Vous renversez totalement l’argumentation de vos détracteurs : à la Ville de Bruxelles, ils vous reprochent précisément de ne pas gérer l’urgence au parc Maximilien…
Mais qui est responsable de l’ordre public ? S’il n’y avait pas d’alternative, je pourrais comprendre, mais ce n’est pas le cas, il y a un bâtiment avec 500 places.
Deux grands arguments vous sont opposés : 1. le gouvernement ne prévoit pas un plan de répartition entre les communes en Belgique, comme le fait l’Allemagne. Deux : il faut dépasser la barre des 250 dossiers traités chaque jour par l’Office des étrangers.
Ce n’est pas correct. Le système de pré-accueil, comme au WTC, cela ne s’était jamais fait auparavant. Et au-delà du pré-accueil, nous ouvrons 1.000 places par semaine pour les demandeurs d’asile enregistrés dans le système.
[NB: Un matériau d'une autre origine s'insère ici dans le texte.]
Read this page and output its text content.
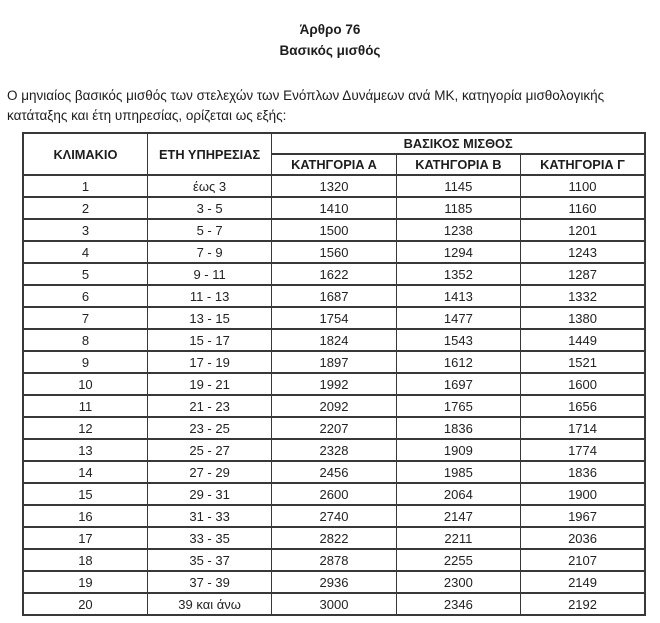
Άρθρο 76
Βασικός μισθός

Ο μηνιαίος βασικός μισθός των στελεχών των Ενόπλων Δυνάμεων ανά ΜΚ, κατηγορία μισθολογικής
κατάταξης και έτη υπηρεσίας, ορίζεται ως εξής:

ΚΛΙΜΑΚΙΟ	ΕΤΗ ΥΠΗΡΕΣΙΑΣ	ΒΑΣΙΚΟΣ ΜΙΣΘΟΣ		
		ΚΑΤΗΓΟΡΙΑ Α	ΚΑΤΗΓΟΡΙΑ Β	ΚΑΤΗΓΟΡΙΑ Γ
1	έως 3	1320	1145	1100
2	3 - 5	1410	1185	1160
3	5 - 7	1500	1238	1201
4	7 - 9	1560	1294	1243
5	9 - 11	1622	1352	1287
6	11 - 13	1687	1413	1332
7	13 - 15	1754	1477	1380
8	15 - 17	1824	1543	1449
9	17 - 19	1897	1612	1521
10	19 - 21	1992	1697	1600
11	21 - 23	2092	1765	1656
12	23 - 25	2207	1836	1714
13	25 - 27	2328	1909	1774
14	27 - 29	2456	1985	1836
15	29 - 31	2600	2064	1900
16	31 - 33	2740	2147	1967
17	33 - 35	2822	2211	2036
18	35 - 37	2878	2255	2107
19	37 - 39	2936	2300	2149
20	39 και άνω	3000	2346	2192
Non, simplement, à un moment donné, la Ville de Bruxelles doit dire : « Nous n’autorisons plus ce campement un peu clandestin au centre de Bruxelles, vous devez rejoindre le bâtiment qui est mis à votre disposition ». A 100 mètres du parc !
Il faudrait faire évacuer le camp ?
Honnêtement, oui, quand il y a une alternative, ça me paraît assez logique.
Quant au plafond des 250 dossiers…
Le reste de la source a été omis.